Closed richyvk closed 7 years ago
I'm aware it isn't a perfect example. My idea was to introduce three things here as a taster:
1) something powerful that looks hard but will be achievable by the end of the lesson 2) something that isn't a perfect solution but does a job, which is often as useful as perfection when writing code 3) something that prompts people to think how important it is to know your data. Here 'INTERNATIONAL' in allcaps almost exclusively appears on the journal title column, hence I'm using this as a quick hack to find all the journals whose titles contain the word 'International'. So, going back to 2), there is a better solution reusable for all datasets, but this ~works for this one.

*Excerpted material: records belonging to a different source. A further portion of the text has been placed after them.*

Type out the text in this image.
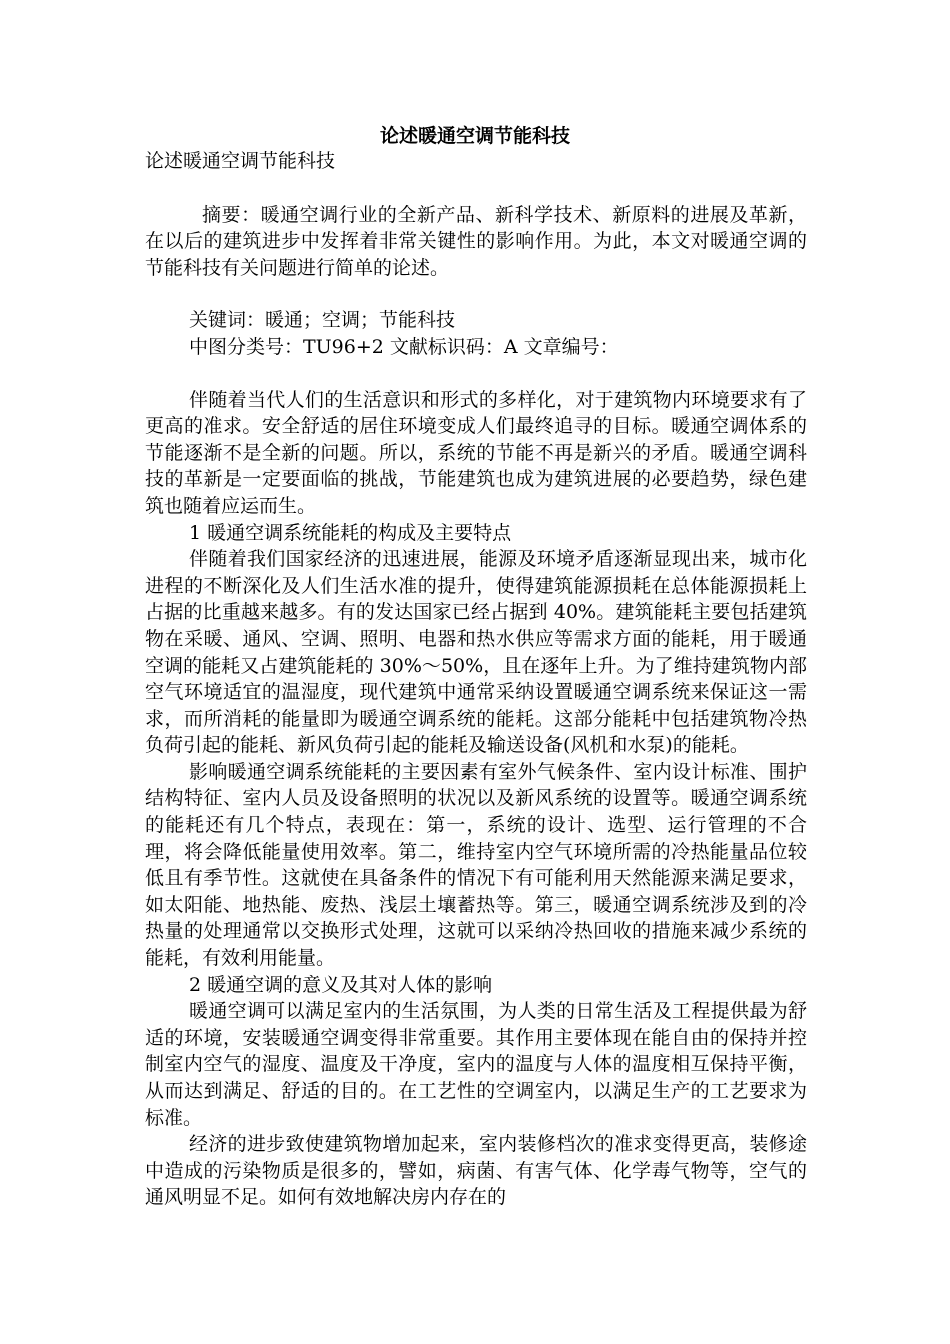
论述暖通空调节能科技

论述暖通空调节能科技

摘要：暖通空调行业的全新产品、新科学技术、新原料的进展及革新，在以后的建筑进步中发挥着非常关键性的影响作用。为此，本文对暖通空调的节能科技有关问题进行简单的论述。

关键词：暖通；空调；节能科技

中图分类号：TU96+2 文献标识码：A 文章编号：

伴随着当代人们的生活意识和形式的多样化，对于建筑物内环境要求有了更高的准求。安全舒适的居住环境变成人们最终追寻的目标。暖通空调体系的节能逐渐不是全新的问题。所以，系统的节能不再是新兴的矛盾。暖通空调科技的革新是一定要面临的挑战，节能建筑也成为建筑进展的必要趋势，绿色建筑也随着应运而生。

1 暖通空调系统能耗的构成及主要特点

伴随着我们国家经济的迅速进展，能源及环境矛盾逐渐显现出来，城市化进程的不断深化及人们生活水准的提升，使得建筑能源损耗在总体能源损耗上占据的比重越来越多。有的发达国家已经占据到 40%。建筑能耗主要包括建筑物在采暖、通风、空调、照明、电器和热水供应等需求方面的能耗，用于暖通空调的能耗又占建筑能耗的 30%～50%，且在逐年上升。为了维持建筑物内部空气环境适宜的温湿度，现代建筑中通常采纳设置暖通空调系统来保证这一需求，而所消耗的能量即为暖通空调系统的能耗。这部分能耗中包括建筑物冷热负荷引起的能耗、新风负荷引起的能耗及输送设备(风机和水泵)的能耗。

影响暖通空调系统能耗的主要因素有室外气候条件、室内设计标准、围护结构特征、室内人员及设备照明的状况以及新风系统的设置等。暖通空调系统的能耗还有几个特点，表现在：第一，系统的设计、选型、运行管理的不合理，将会降低能量使用效率。第二，维持室内空气环境所需的冷热能量品位较低且有季节性。这就使在具备条件的情况下有可能利用天然能源来满足要求，如太阳能、地热能、废热、浅层土壤蓄热等。第三，暖通空调系统涉及到的冷热量的处理通常以交换形式处理，这就可以采纳冷热回收的措施来减少系统的能耗，有效利用能量。

2 暖通空调的意义及其对人体的影响

暖通空调可以满足室内的生活氛围，为人类的日常生活及工程提供最为舒适的环境，安装暖通空调变得非常重要。其作用主要体现在能自由的保持并控制室内空气的湿度、温度及干净度，室内的温度与人体的温度相互保持平衡，从而达到满足、舒适的目的。在工艺性的空调室内，以满足生产的工艺要求为标准。

经济的进步致使建筑物增加起来，室内装修档次的准求变得更高，装修途中造成的污染物质是很多的，譬如，病菌、有害气体、化学毒气物等，空气的通风明显不足。如何有效地解决房内存在的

All that said, I'd be delighted for you to make some changes Richard. I think the learning outcomes above come through better in how I present it than they do in the written down lesson!
Hi James
Good to put a face to the name last night. I Agree with all this. But, yes, I might have a look at it a bit, once ResBaz and various other things are done.
I do think it would be really good if we could record some example LC workshops, like they have on the SC site - that would really help people like me see how the existing members teach - rather than just working blind through the lesson pages.
Anyway, maybe I'll get a PR happening in the not too distant future!
@richyvk Agreed! Good to chat.
Which examples on the SWC site do you mean?
Think we can close this now. @richyvk: reopen if you aren't happy!
Hi all
Finally getting round to working through the LC courses for myself. Unless I'm totally dumb there si a problem with the first example:
$ grep 2009 2014-01_JA.tsv | grep INTERNATIONAL | awk -F'\t' '{print $5}' | sort | uniq -c
We state that this finds "the number of articles published in 2009 in academic journals whose title contains the word ‘International".
I know this is then qualified with "there are a few false positives" but I wonder if we should expand it a bit to get a better result. Maybe describing the dataset would help (variable names), then come up with an example that is free of those false positives while still demonstrating the power of the command. I'm happy to work on a replacement??